South Daytona is poised to negotiate wholesale power supply contract with FPL
With federal regulators having slammed the door on Florida Power & Light’s request for stranded costs, South Daytona, Fla., faces only one more significant hurdle in its five-year quest to form a municipal electric utility. That hurdle is negotiation of a wholesale power supply contract with Florida Power & Light, its former franchisee—and more specifically, whether FPL will negotiate in good faith.
The city has overcome two obstacles raised by FPL. The investor-owned utility told the Federal Energy Regulatory Commission it refused to engage in power supply contract negotiations because the city had no financing and it did not have a vendor in place to run a municipally owned utility.
South Daytona has lined up ENCO to operate and maintain its electric distribution system, said City Manager Joseph Yarbrough. ENCO has fulfilled that role for Winter Park, Fla., since 2005. The City Council is expected to approve a $22 million line of credit at its Dec. 13 meeting. That will serve as a bridge loan to cover the city’s $15 million acquisition of FPL’s distribution system and to provide startup funds until the city secures long-term financing.
Negotiation of a wholesale contract would appear to be a relatively minor hurdle for a number of reasons. For one, in response to South Daytona’s request for proposals for wholesale power supply, FPL earlier this year submitted a detailed proposal to sell wholesale power to a city-owned utility. South Daytona accepted FPL’s proposal, which was the low bid, and city officials said they want to sign a 10-year contract with FPL.

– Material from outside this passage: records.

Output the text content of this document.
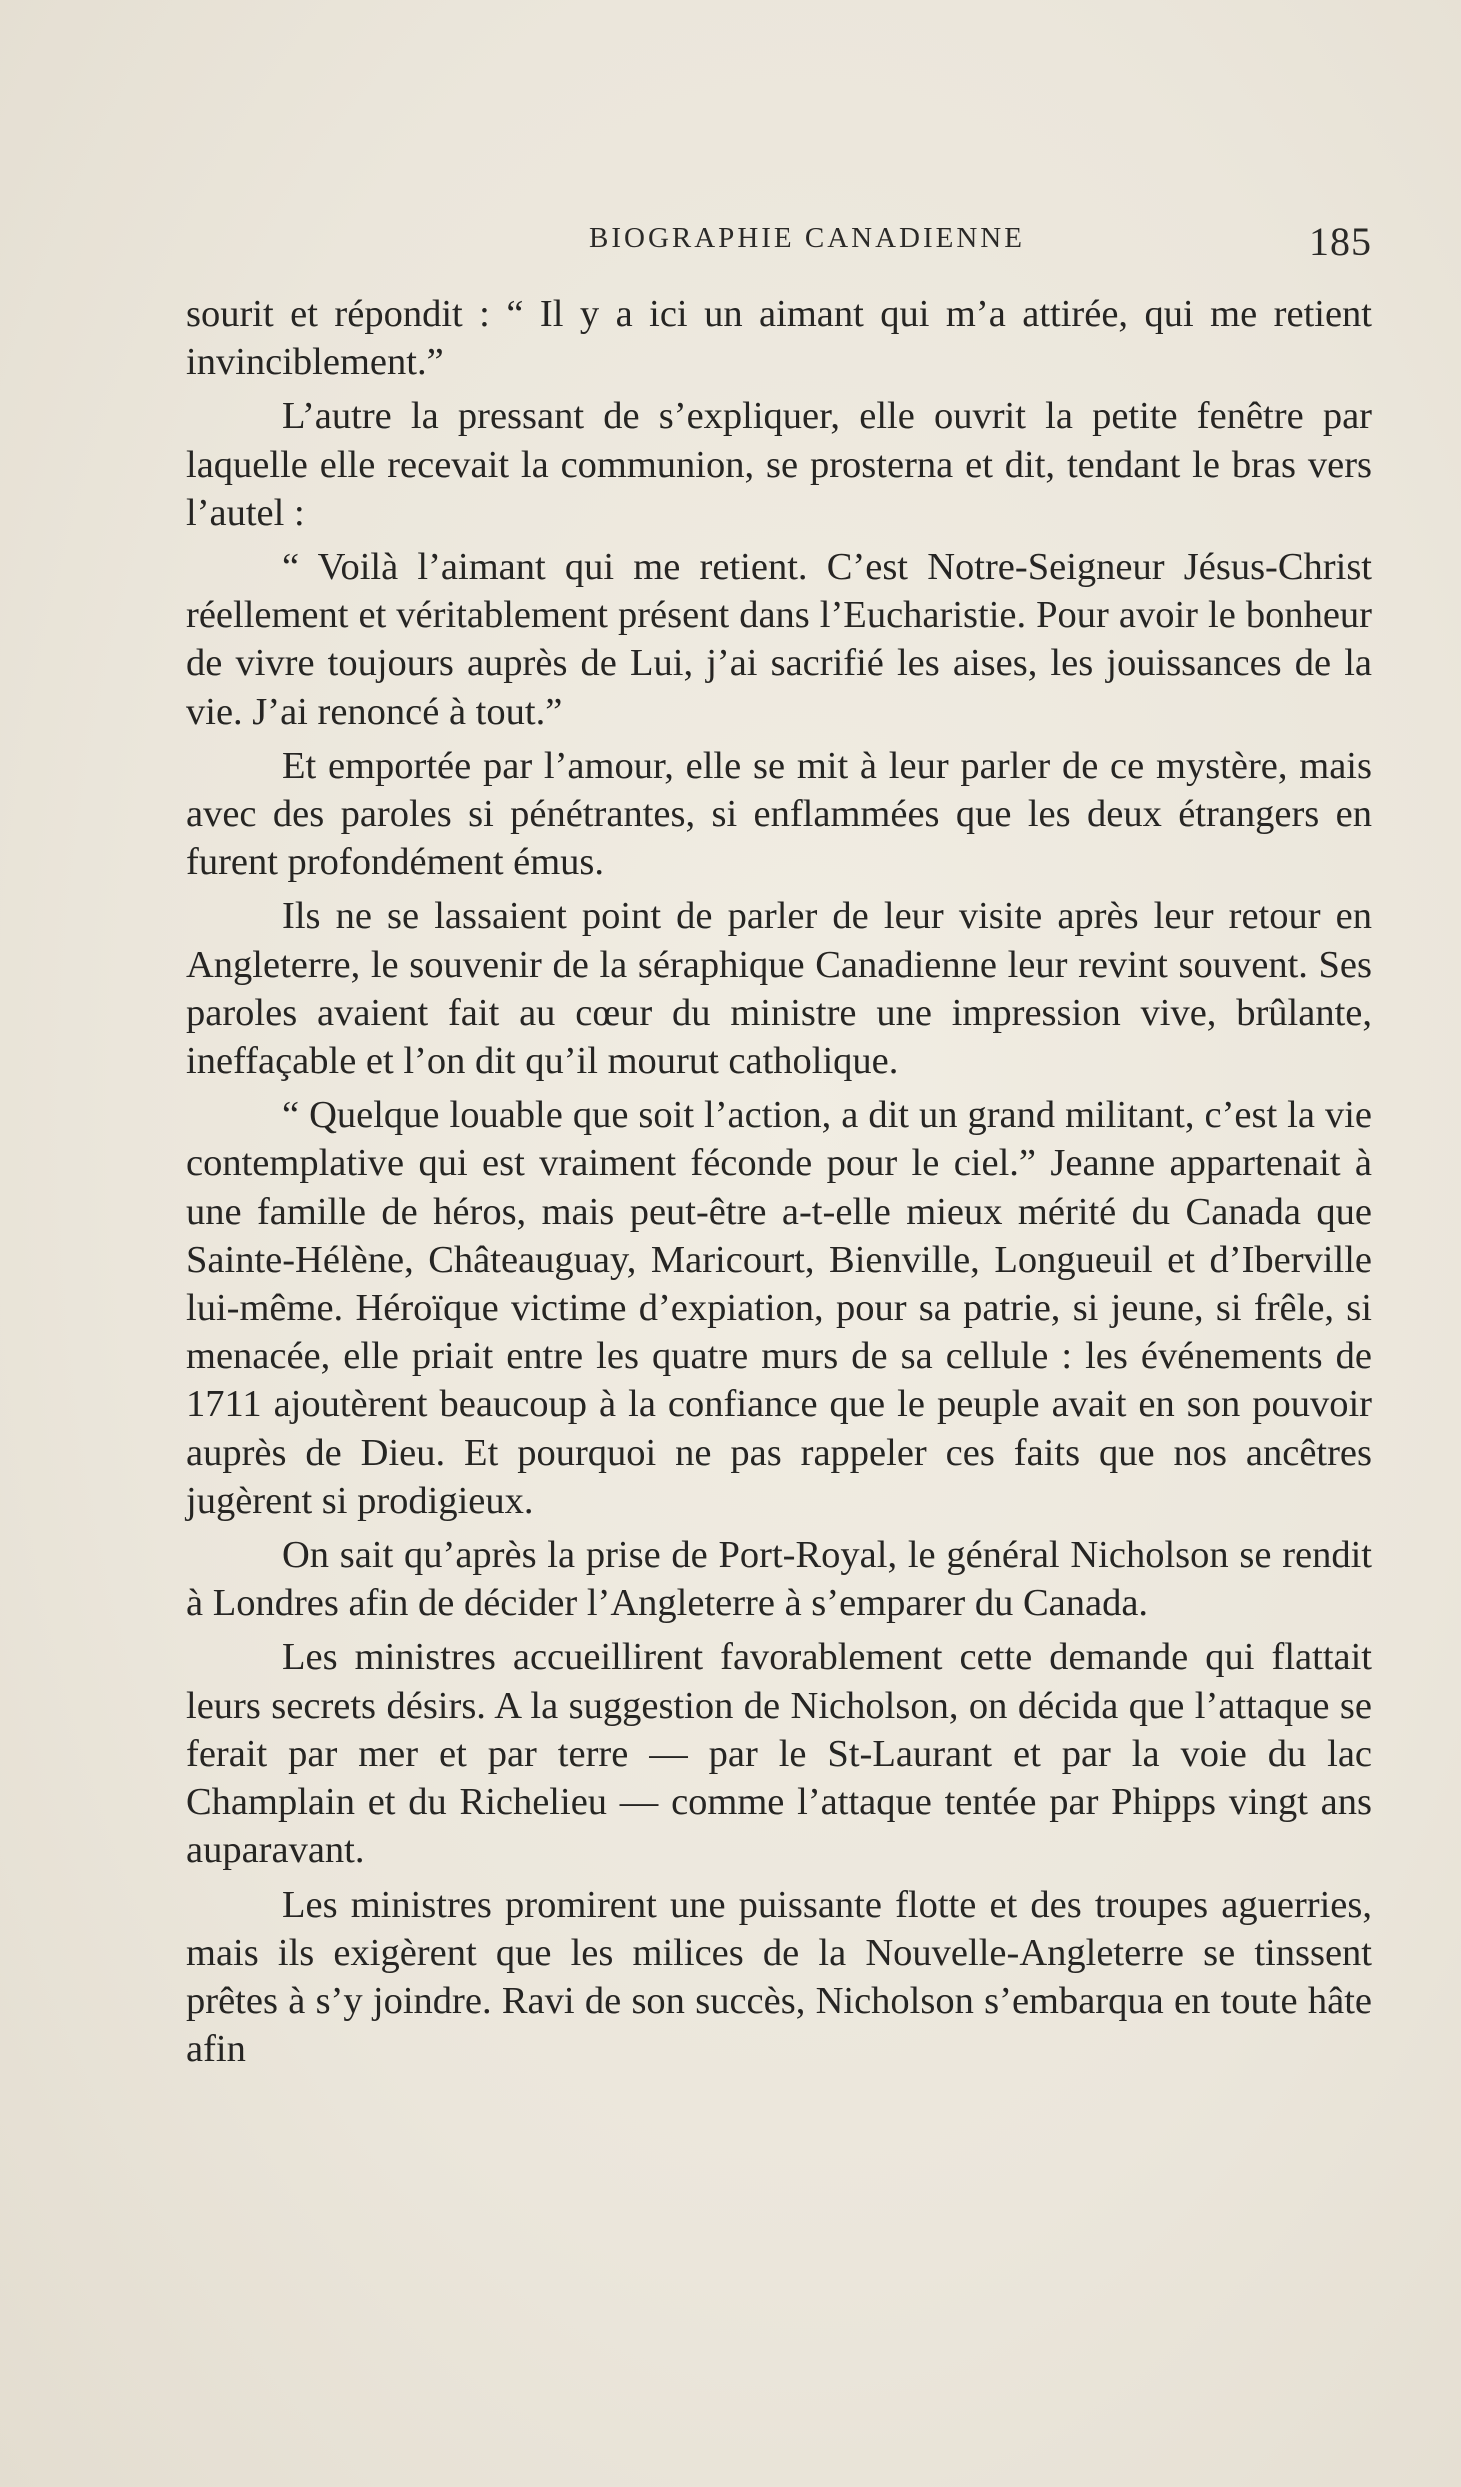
BIOGRAPHIE CANADIENNE	185

sourit et répondit : “ Il y a ici un aimant qui m’a attirée, qui me retient invinciblement.”

L’autre la pressant de s’expliquer, elle ouvrit la petite fenêtre par laquelle elle recevait la communion, se prosterna et dit, tendant le bras vers l’autel :

“ Voilà l’aimant qui me retient. C’est Notre-Seigneur Jésus-Christ réellement et véritablement présent dans l’Eucharistie. Pour avoir le bonheur de vivre toujours auprès de Lui, j’ai sacrifié les aises, les jouissances de la vie. J’ai renoncé à tout.”

Et emportée par l’amour, elle se mit à leur parler de ce mystère, mais avec des paroles si pénétrantes, si enflammées que les deux étrangers en furent profondément émus.

Ils ne se lassaient point de parler de leur visite après leur retour en Angleterre, le souvenir de la séraphique Canadienne leur revint souvent. Ses paroles avaient fait au cœur du ministre une impression vive, brûlante, ineffaçable et l’on dit qu’il mourut catholique.

“ Quelque louable que soit l’action, a dit un grand militant, c’est la vie contemplative qui est vraiment féconde pour le ciel.” Jeanne appartenait à une famille de héros, mais peut-être a-t-elle mieux mérité du Canada que Sainte-Hélène, Châteauguay, Maricourt, Bienville, Longueuil et d’Iberville lui-même. Héroïque victime d’expiation, pour sa patrie, si jeune, si frêle, si menacée, elle priait entre les quatre murs de sa cellule : les événements de 1711 ajoutèrent beaucoup à la confiance que le peuple avait en son pouvoir auprès de Dieu. Et pourquoi ne pas rappeler ces faits que nos ancêtres jugèrent si prodigieux.

On sait qu’après la prise de Port-Royal, le général Nicholson se rendit à Londres afin de décider l’Angleterre à s’emparer du Canada.

Les ministres accueillirent favorablement cette demande qui flattait leurs secrets désirs. A la suggestion de Nicholson, on décida que l’attaque se ferait par mer et par terre — par le St-Laurant et par la voie du lac Champlain et du Richelieu — comme l’attaque tentée par Phipps vingt ans auparavant.

Les ministres promirent une puissante flotte et des troupes aguerries, mais ils exigèrent que les milices de la Nouvelle-Angleterre se tinssent prêtes à s’y joindre. Ravi de son succès, Nicholson s’embarqua en toute hâte afin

The investor-owned utility is guaranteed to make money on such a contract. FERC requires FPL to offer cost-based wholesale rates (plus a reasonable return) in its service territory because the investor-owned utility has market power in its footprint.
"A business deal is a business deal, as long as it’s profitable," City Manager Yarbrough told Public Power Weekly.

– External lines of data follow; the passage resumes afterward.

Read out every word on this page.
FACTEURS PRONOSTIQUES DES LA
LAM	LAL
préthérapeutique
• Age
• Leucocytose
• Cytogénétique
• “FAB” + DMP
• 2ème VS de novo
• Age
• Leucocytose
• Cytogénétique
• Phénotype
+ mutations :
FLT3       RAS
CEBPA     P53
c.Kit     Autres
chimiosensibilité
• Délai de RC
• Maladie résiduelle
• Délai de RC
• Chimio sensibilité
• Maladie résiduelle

However, FPL’s willingness to negotiate in good faith is called into question by its stalling, hard line and scare tactics over the past five years. South Daytona initially looked into creating a municipal utility after FPL flatly refused to negotiate a new franchise agreement that included an option for the city to purchase the distribution system, an option the city had for 60 years.

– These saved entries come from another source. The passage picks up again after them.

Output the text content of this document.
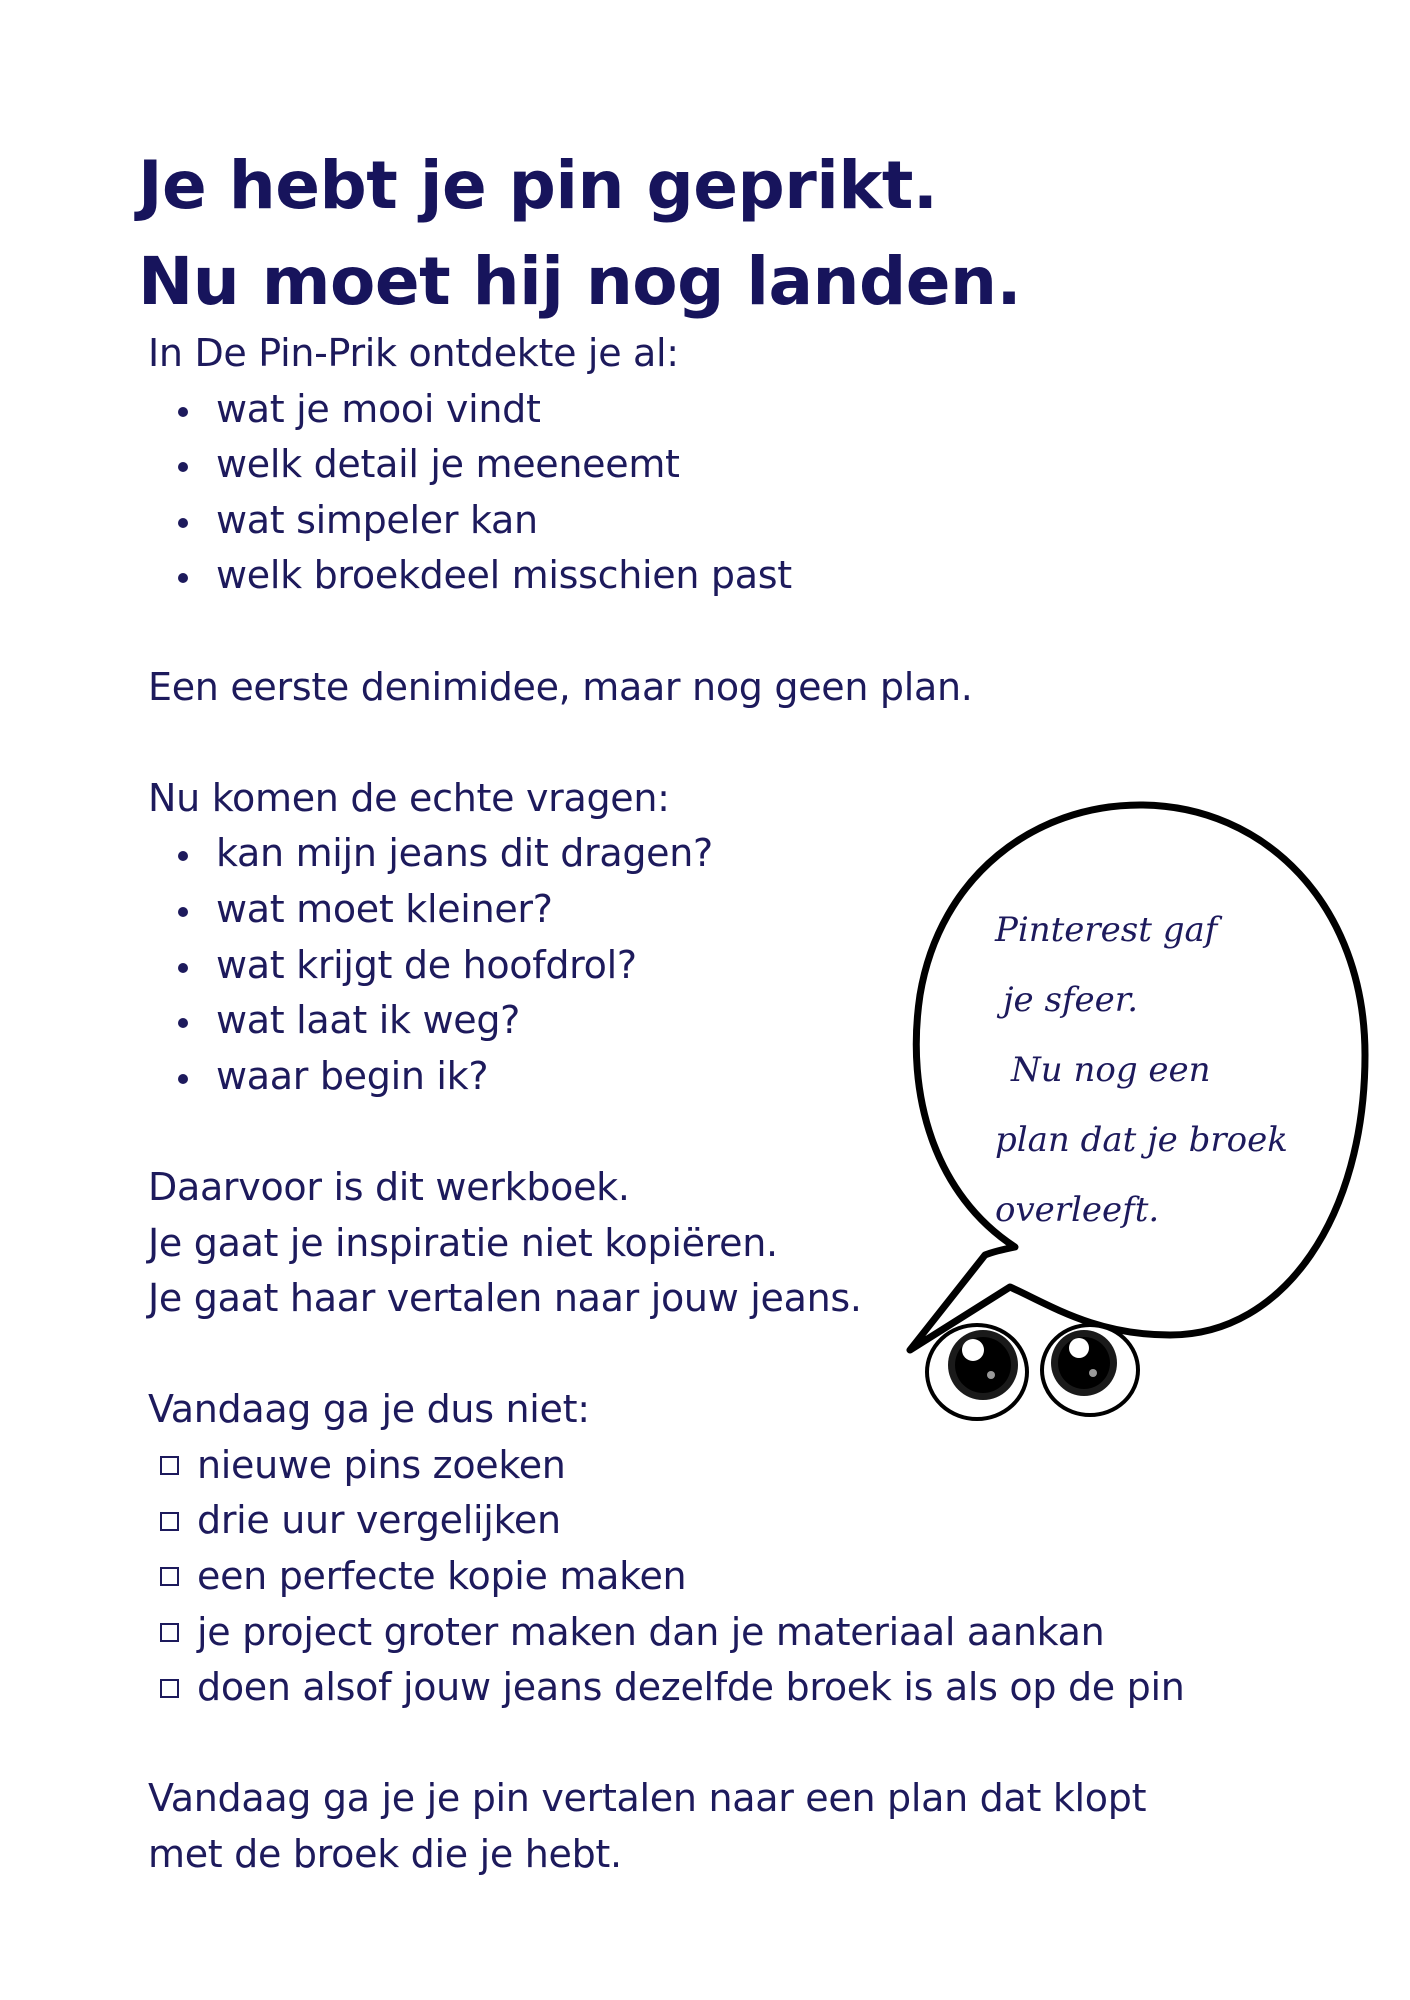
Je hebt je pin geprikt.
Nu moet hij nog landen.
In De Pin-Prik ontdekte je al:
wat je mooi vindt
welk detail je meeneemt
wat simpeler kan
welk broekdeel misschien past
Een eerste denimidee, maar nog geen plan.
Nu komen de echte vragen:
kan mijn jeans dit dragen?
wat moet kleiner?
wat krijgt de hoofdrol?
wat laat ik weg?
waar begin ik?
Daarvoor is dit werkboek.
Je gaat je inspiratie niet kopiëren.
Je gaat haar vertalen naar jouw jeans.
Vandaag ga je dus niet:
nieuwe pins zoeken
drie uur vergelijken
een perfecte kopie maken
je project groter maken dan je materiaal aankan
doen alsof jouw jeans dezelfde broek is als op de pin
Vandaag ga je je pin vertalen naar een plan dat klopt
met de broek die je hebt.
Pinterest gaf
je sfeer.
Nu nog een
plan dat je broek
overleeft.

The ensuing municipalization effort "has been a real eye-opener for this little community," Yarbrough said. "The last five years have been like pulling teeth. I never dreamed in my wildest dreams that it could be this hard." FPL initially claimed South Daytona would owe $24 million in stranded costs, but dropped that to $8 million when it had to file with FERC. The IOU also sent letters to citizens "with the clear intent of frightening you with purported higher electricity rates if the city were to acquire its own electrical utility," the city noted in a response.